En Suède, l'année de césure après le bac est entrée dans les mœurs


Libé
Dimanche 15 Juin 2025

Deux tiers des jeunes Suédois prennent une année après le bac pour travailler, voyager ou se reposer avant de décider de leur orientation, une opportunité entrée dans les moeurs et dont veut s'inspirer la France.

Dans les rues de Stockholm en ce début juin, des dizaines de camions festifs parcourent la ville pour fêter la cérémonie de "studenten", qui marque la fin des années lycée. A bord, les élèves de terminale chantent, sifflent et s'aspergent de bière.

"J'ai hâte de prendre une pause d'un an avant de reprendre les études", se réjouit Viktor Wistrand, 18 ans. "Je n'en peux plus, je ne dirais pas que j'en ai marre de l'école, mais j'ai tout donné ces derniers mois".

Comme lui, près de deux tiers (62%) des jeunes Suédois choisissent d'attendre un an ou plus avant de commencer des études supérieures, selon une enquête publiée en 2022 par l'autorité publique en charge du système suédois d'aide aux études (CSN).

Seuls 38% des jeunes ont donc commencé des études immédiatement après le bac.
Cette situation tranche avec celle de la France où quelque 9.000 bacheliers seulement ont choisi "année de césure" sur la plateforme d'orientation post-bac parmi les 650.000 lycéens candidats en 2025.

La ministre française de l'Education, Elisabeth Borne, a dit le 3 juin vouloir "encourager l'année de césure post-bac, qui est répandue chez nos voisins, et qui peut être l'occasion de s'engager dans un service civique, de mener un engagement associatif, de voyager".

La Suédoise Ellen Stålnacke Nero, 28 ans, a attendu trois ans avant d'entamer ses études pour être productrice de musique, un choix qu'elle ne regrette pas.
"Quand j'ai enfin commencé à étudier, j'étais très motivée, ce qui n'aurait pas été le cas si j'avais commencé directement", se rappelle-t-elle.

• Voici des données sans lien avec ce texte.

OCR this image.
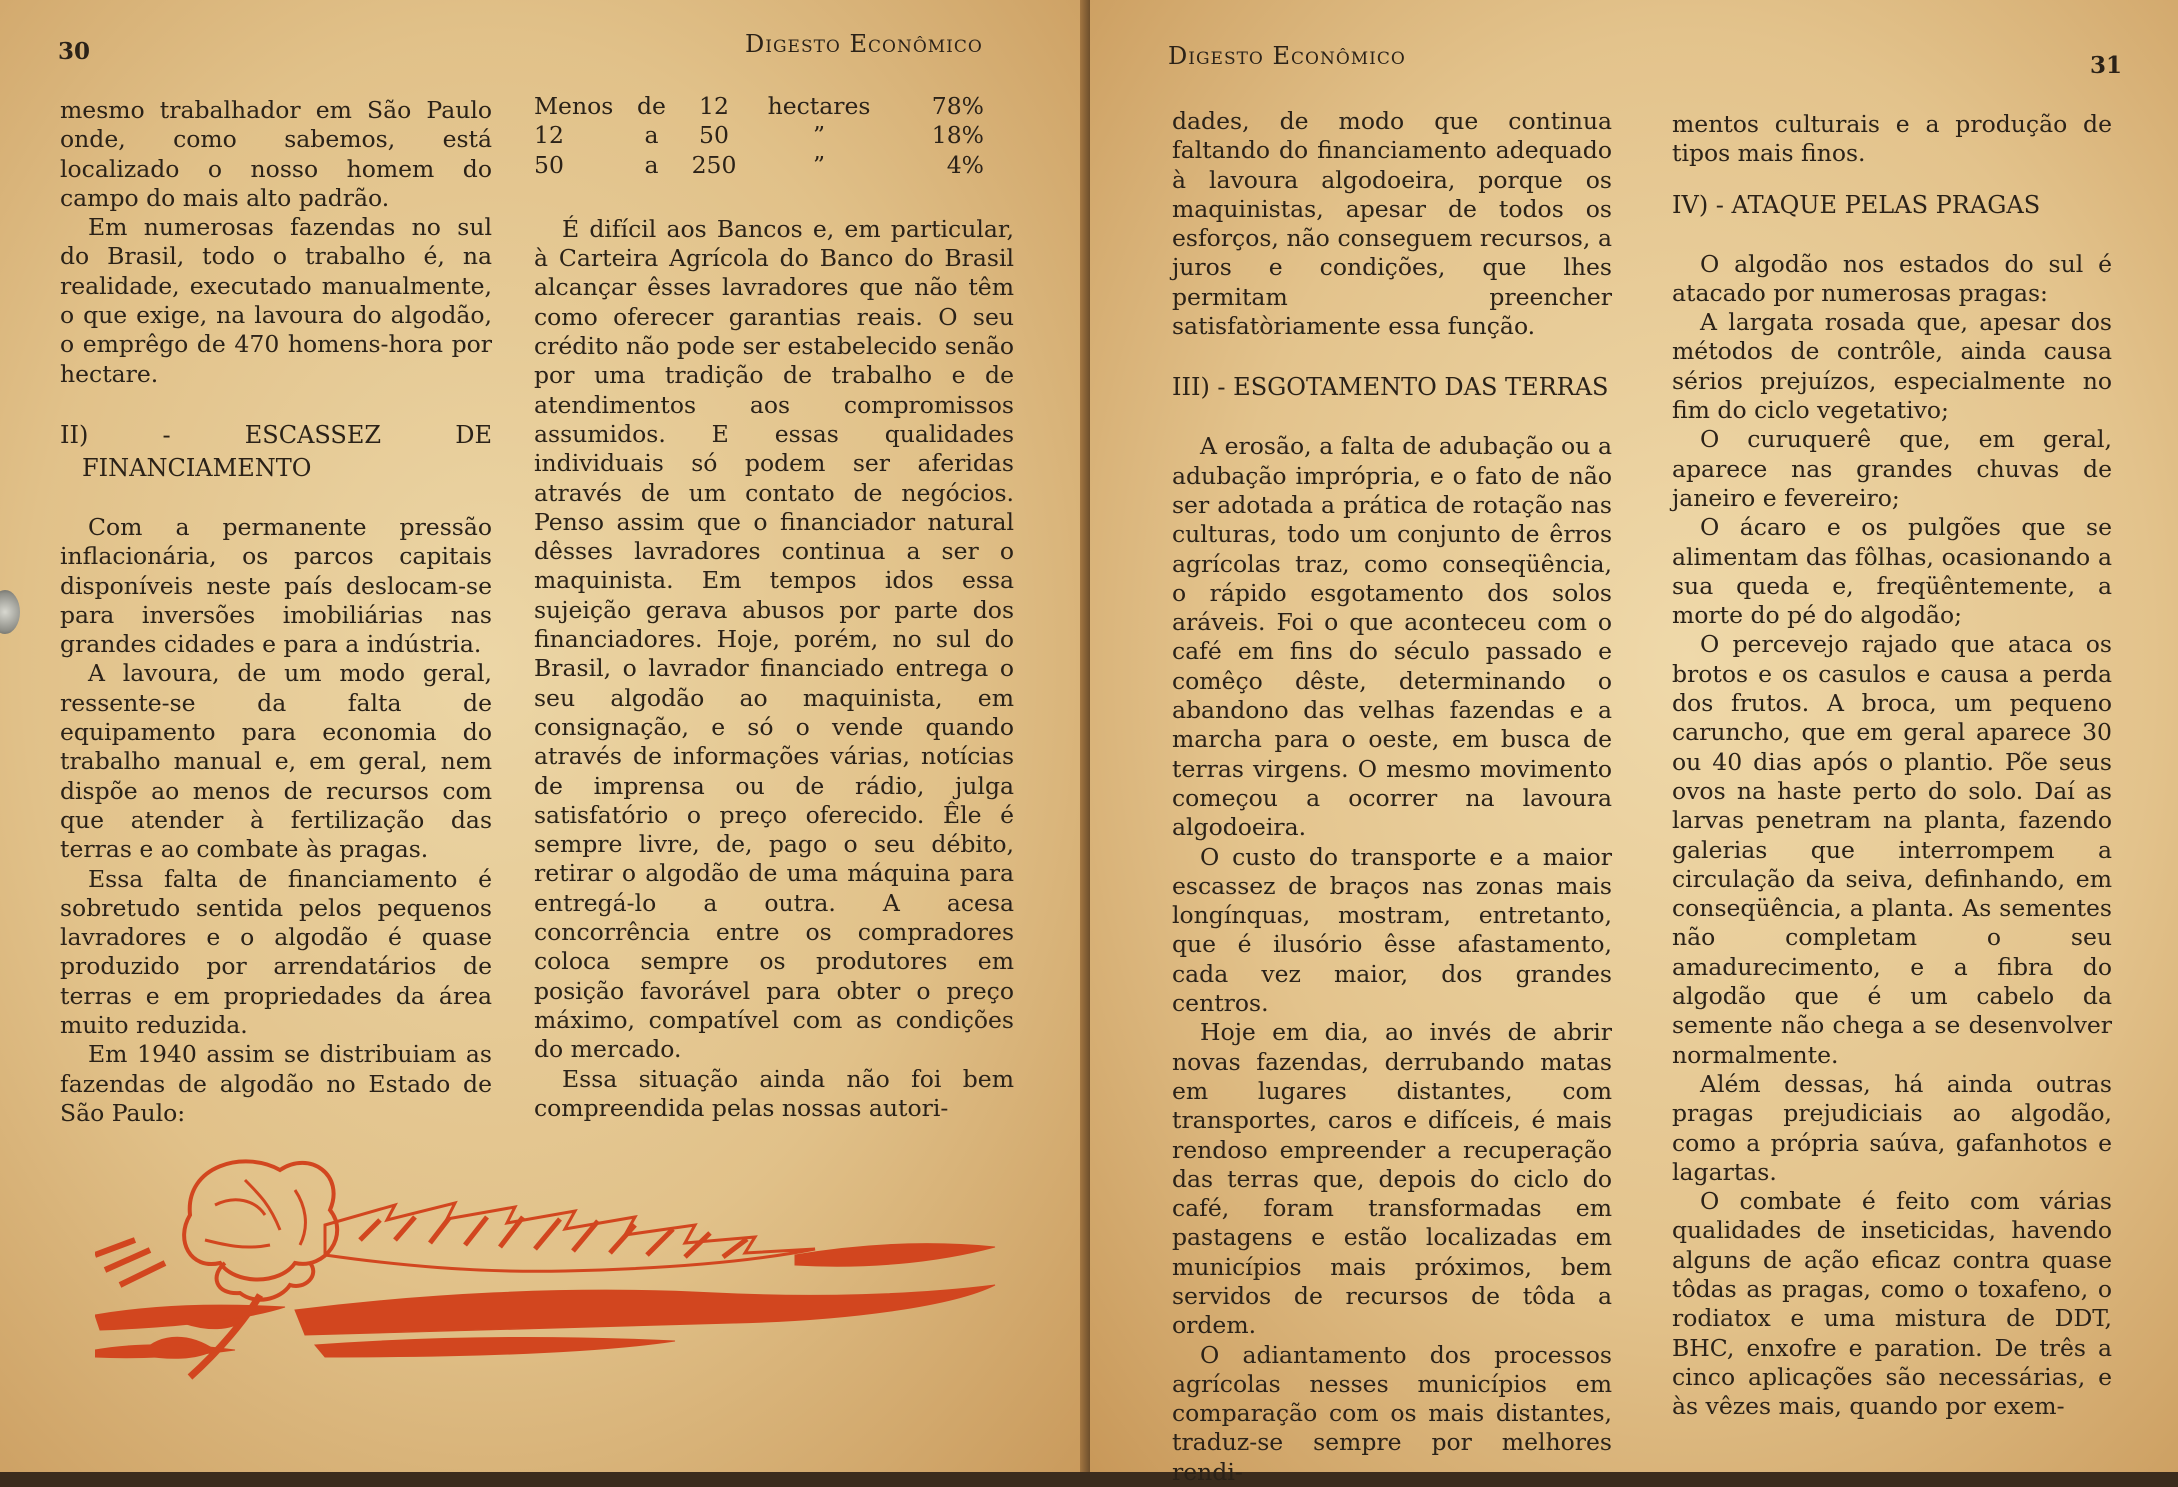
30	Digesto Econômico

mesmo trabalhador em São Paulo onde, como sabemos, está localizado o nosso homem do campo do mais alto padrão.

Em numerosas fazendas no sul do Brasil, todo o trabalho é, na realidade, executado manualmente, o que exige, na lavoura do algodão, o emprêgo de 470 homens-hora por hectare.

II) - ESCASSEZ DE FINANCIAMENTO

Com a permanente pressão inflacionária, os parcos capitais disponíveis neste país deslocam-se para inversões imobiliárias nas grandes cidades e para a indústria.

A lavoura, de um modo geral, ressente-se da falta de equipamento para economia do trabalho manual e, em geral, nem dispõe ao menos de recursos com que atender à fertilização das terras e ao combate às pragas.

Essa falta de financiamento é sobretudo sentida pelos pequenos lavradores e o algodão é quase produzido por arrendatários de terras e em propriedades da área muito reduzida.

Em 1940 assim se distribuiam as fazendas de algodão no Estado de São Paulo:

Menos	de	12	hectares	78%
12	a	50	”	18%
50	a	250	”	4%

É difícil aos Bancos e, em particular, à Carteira Agrícola do Banco do Brasil alcançar êsses lavradores que não têm como oferecer garantias reais. O seu crédito não pode ser estabelecido senão por uma tradição de trabalho e de atendimentos aos compromissos assumidos. E essas qualidades individuais só podem ser aferidas através de um contato de negócios. Penso assim que o financiador natural dêsses lavradores continua a ser o maquinista. Em tempos idos essa sujeição gerava abusos por parte dos financiadores. Hoje, porém, no sul do Brasil, o lavrador financiado entrega o seu algodão ao maquinista, em consignação, e só o vende quando através de informações várias, notícias de imprensa ou de rádio, julga satisfatório o preço oferecido. Êle é sempre livre, de, pago o seu débito, retirar o algodão de uma máquina para entregá-lo a outra. A acesa concorrência entre os compradores coloca sempre os produtores em posição favorável para obter o preço máximo, compatível com as condições do mercado.

Essa situação ainda não foi bem compreendida pelas nossas autori-

Digesto Econômico	31

dades, de modo que continua faltando do financiamento adequado à lavoura algodoeira, porque os maquinistas, apesar de todos os esforços, não conseguem recursos, a juros e condições, que lhes permitam preencher satisfatòriamente essa função.

III) - ESGOTAMENTO DAS TERRAS

A erosão, a falta de adubação ou a adubação imprópria, e o fato de não ser adotada a prática de rotação nas culturas, todo um conjunto de êrros agrícolas traz, como conseqüência, o rápido esgotamento dos solos aráveis. Foi o que aconteceu com o café em fins do século passado e comêço dêste, determinando o abandono das velhas fazendas e a marcha para o oeste, em busca de terras virgens. O mesmo movimento começou a ocorrer na lavoura algodoeira.

O custo do transporte e a maior escassez de braços nas zonas mais longínquas, mostram, entretanto, que é ilusório êsse afastamento, cada vez maior, dos grandes centros.

Hoje em dia, ao invés de abrir novas fazendas, derrubando matas em lugares distantes, com transportes, caros e difíceis, é mais rendoso empreender a recuperação das terras que, depois do ciclo do café, foram transformadas em pastagens e estão localizadas em municípios mais próximos, bem servidos de recursos de tôda a ordem.

O adiantamento dos processos agrícolas nesses municípios em comparação com os mais distantes, traduz-se sempre por melhores rendi-

mentos culturais e a produção de tipos mais finos.

IV) - ATAQUE PELAS PRAGAS

O algodão nos estados do sul é atacado por numerosas pragas:

A largata rosada que, apesar dos métodos de contrôle, ainda causa sérios prejuízos, especialmente no fim do ciclo vegetativo;

O curuquerê que, em geral, aparece nas grandes chuvas de janeiro e fevereiro;

O ácaro e os pulgões que se alimentam das fôlhas, ocasionando a sua queda e, freqüêntemente, a morte do pé do algodão;

O percevejo rajado que ataca os brotos e os casulos e causa a perda dos frutos. A broca, um pequeno caruncho, que em geral aparece 30 ou 40 dias após o plantio. Põe seus ovos na haste perto do solo. Daí as larvas penetram na planta, fazendo galerias que interrompem a circulação da seiva, definhando, em conseqüência, a planta. As sementes não completam o seu amadurecimento, e a fibra do algodão que é um cabelo da semente não chega a se desenvolver normalmente.

Além dessas, há ainda outras pragas prejudiciais ao algodão, como a própria saúva, gafanhotos e lagartas.

O combate é feito com várias qualidades de inseticidas, havendo alguns de ação eficaz contra quase tôdas as pragas, como o toxafeno, o rodiatox e uma mistura de DDT, BHC, enxofre e paration. De três a cinco aplicações são necessárias, e às vêzes mais, quando por exem-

Après le bac, elle est partie à Berlin, où elle a partagé son temps entre travail, réflexion sur son avenir et rencontres.
"C'était un sentiment de liberté de déménager. Je pense que c'est important pour gagner son indépendance de ne pas avoir de plan clair sur ce que l'on doit faire à cet âge", explique-t-elle.

Beaucoup de jeunes Suédois rencontrés par l'AFP ne savent pas encore quel métier ils aimeraient exercer. "Je n'ai aucune idée. C'est justement ça l'intérêt d'une année de césure, de pouvoir réfléchir sur ce qu'on veut faire", témoigne Viktor Wistrand.
Ses parents ne lui ont pas mis de pression pour qu'il aille à l'université juste après le bac, souligne-t-il.

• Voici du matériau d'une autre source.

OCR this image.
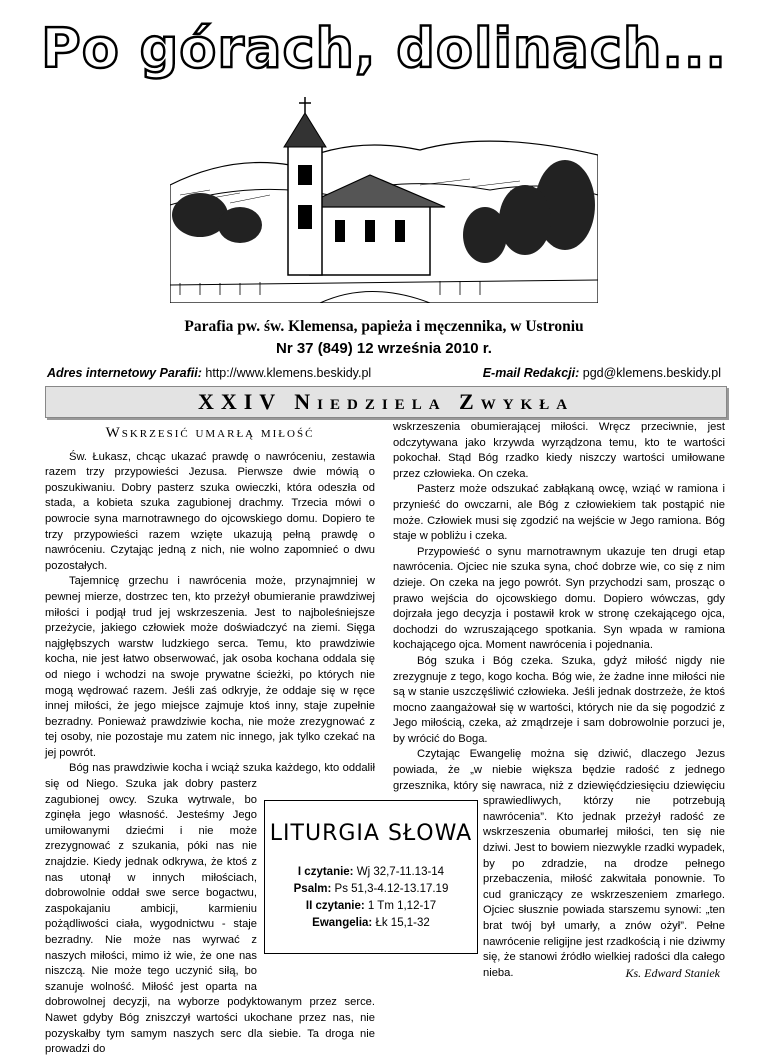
Po górach, dolinach...
Parafia pw. św. Klemensa, papieża i męczennika, w Ustroniu
Nr 37 (849) 12 września 2010 r.
Adres internetowy Parafii: http://www.klemens.beskidy.pl	E-mail Redakcji: pgd@klemens.beskidy.pl
XXIV Niedziela Zwykła
Wskrzesić umarłą miłość

Św. Łukasz, chcąc ukazać prawdę o nawróceniu, zestawia razem trzy przypowieści Jezusa. Pierwsze dwie mówią o poszukiwaniu. Dobry pasterz szuka owieczki, która odeszła od stada, a kobieta szuka zagubionej drachmy. Trzecia mówi o powrocie syna marnotrawnego do ojcowskiego domu. Dopiero te trzy przypowieści razem wzięte ukazują pełną prawdę o nawróceniu. Czytając jedną z nich, nie wolno zapomnieć o dwu pozostałych.

Tajemnicę grzechu i nawrócenia może, przynajmniej w pewnej mierze, dostrzec ten, kto przeżył obumieranie prawdziwej miłości i podjął trud jej wskrzeszenia. Jest to najboleśniejsze przeżycie, jakiego człowiek może doświadczyć na ziemi. Sięga najgłębszych warstw ludzkiego serca. Temu, kto prawdziwie kocha, nie jest łatwo obserwować, jak osoba kochana oddala się od niego i wchodzi na swoje prywatne ścieżki, po których nie mogą wędrować razem. Jeśli zaś odkryje, że oddaje się w ręce innej miłości, że jego miejsce zajmuje ktoś inny, staje zupełnie bezradny. Ponieważ prawdziwie kocha, nie może zrezygnować z tej osoby, nie pozostaje mu zatem nic innego, jak tylko czekać na jej powrót.

Bóg nas prawdziwie kocha i wciąż szuka każdego, kto oddalił się od Niego. Szuka jak dobry pasterz zagubionej owcy. Szuka wytrwale, bo zginęła jego własność. Jesteśmy Jego umiłowanymi dziećmi i nie może zrezygnować z szukania, póki nas nie znajdzie. Kiedy jednak odkrywa, że ktoś z nas utonął w innych miłościach, dobrowolnie oddał swe serce bogactwu, zaspokajaniu ambicji, karmieniu pożądliwości ciała, wygodnictwu - staje bezradny. Nie może nas wyrwać z naszych miłości, mimo iż wie, że one nas niszczą. Nie może tego uczynić siłą, bo szanuje wolność. Miłość jest oparta na dobrowolnej decyzji, na wyborze podyktowanym przez serce. Nawet gdyby Bóg zniszczył wartości ukochane przez nas, nie pozyskałby tym samym naszych serc dla siebie. Ta droga nie prowadzi do

wskrzeszenia obumierającej miłości. Wręcz przeciwnie, jest odczytywana jako krzywda wyrządzona temu, kto te wartości pokochał. Stąd Bóg rzadko kiedy niszczy wartości umiłowane przez człowieka. On czeka.

Pasterz może odszukać zabłąkaną owcę, wziąć w ramiona i przynieść do owczarni, ale Bóg z człowiekiem tak postąpić nie może. Człowiek musi się zgodzić na wejście w Jego ramiona. Bóg staje w pobliżu i czeka.

Przypowieść o synu marnotrawnym ukazuje ten drugi etap nawrócenia. Ojciec nie szuka syna, choć dobrze wie, co się z nim dzieje. On czeka na jego powrót. Syn przychodzi sam, prosząc o prawo wejścia do ojcowskiego domu. Dopiero wówczas, gdy dojrzała jego decyzja i postawił krok w stronę czekającego ojca, dochodzi do wzruszającego spotkania. Syn wpada w ramiona kochającego ojca. Moment nawrócenia i pojednania.

Bóg szuka i Bóg czeka. Szuka, gdyż miłość nigdy nie zrezygnuje z tego, kogo kocha. Bóg wie, że żadne inne miłości nie są w stanie uszczęśliwić człowieka. Jeśli jednak dostrzeże, że ktoś mocno zaangażował się w wartości, których nie da się pogodzić z Jego miłością, czeka, aż zmądrzeje i sam dobrowolnie porzuci je, by wrócić do Boga.

Czytając Ewangelię można się dziwić, dlaczego Jezus powiada, że „w niebie większa będzie radość z jednego grzesznika, który się nawraca, niż z dziewięćdziesięciu dziewięciu sprawiedliwych, którzy nie potrzebują nawrócenia”. Kto jednak przeżył radość ze wskrzeszenia obumarłej miłości, ten się nie dziwi. Jest to bowiem niezwykle rzadki wypadek, by po zdradzie, na drodze pełnego przebaczenia, miłość zakwitała ponownie. To cud graniczący ze wskrzeszeniem zmarłego. Ojciec słusznie powiada starszemu synowi: „ten brat twój był umarły, a znów ożył”. Pełne nawrócenie religijne jest rzadkością i nie dziwmy się, że stanowi źródło wielkiej radości dla całego nieba.

LITURGIA SŁOWA
I czytanie: Wj 32,7-11.13-14
Psalm: Ps 51,3-4.12-13.17.19
II czytanie: 1 Tm 1,12-17
Ewangelia: Łk 15,1-32
Ks. Edward Staniek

Seuls 5% de Suédois ont commencé à étudier directement après le bac parce que leur famille le souhaitait, selon une étude publiée en 2024 par l'Agence suédoise pour la jeunesse et la société civile (MUCF).

Pour les futurs étudiants, cette coupure d'un an n'entrave pas leur orientation.
"Une année de césure n'a aucun impact négatif sur l'insertion professionnelle, si on poursuit ensuite des études supérieures", explique Linus Liljeberg, analyste à l'Institut d'évaluation des politiques du marché du travail et de l'éducation à Uppsala.

"En revanche, si on préfère entrer directement sur le marché du travail plutôt que faire des études, avoir passé des mois sans emploi peut être un frein", nuance-t-il.

Pour les étudiants en césure, il est courant de travailler partiellement pendant cette année de pause, afin de financer un voyage ou un séjour à l'étranger.
Mais parmi les jeunes qui ne travaillent ni n'étudient après le bac, certains se retrouvent avec de faibles perspectives d'avenir, selon l'expert.

"Certains choisissent de se trouver dans cette situation pendant un certain temps, parce qu'ils en ont la possibilité grâce à des parents qui peuvent les soutenir financièrement, tandis que d'autres sont découragés, ont cessé de chercher un emploi ou souffrent de problèmes psychologiques ou sociaux", explique Linus Liljeberg.

En 2023, 7,7% des jeunes de 16 à 29 ans en Suède ne travaillaient ni n'étudiaient, selon MUCF.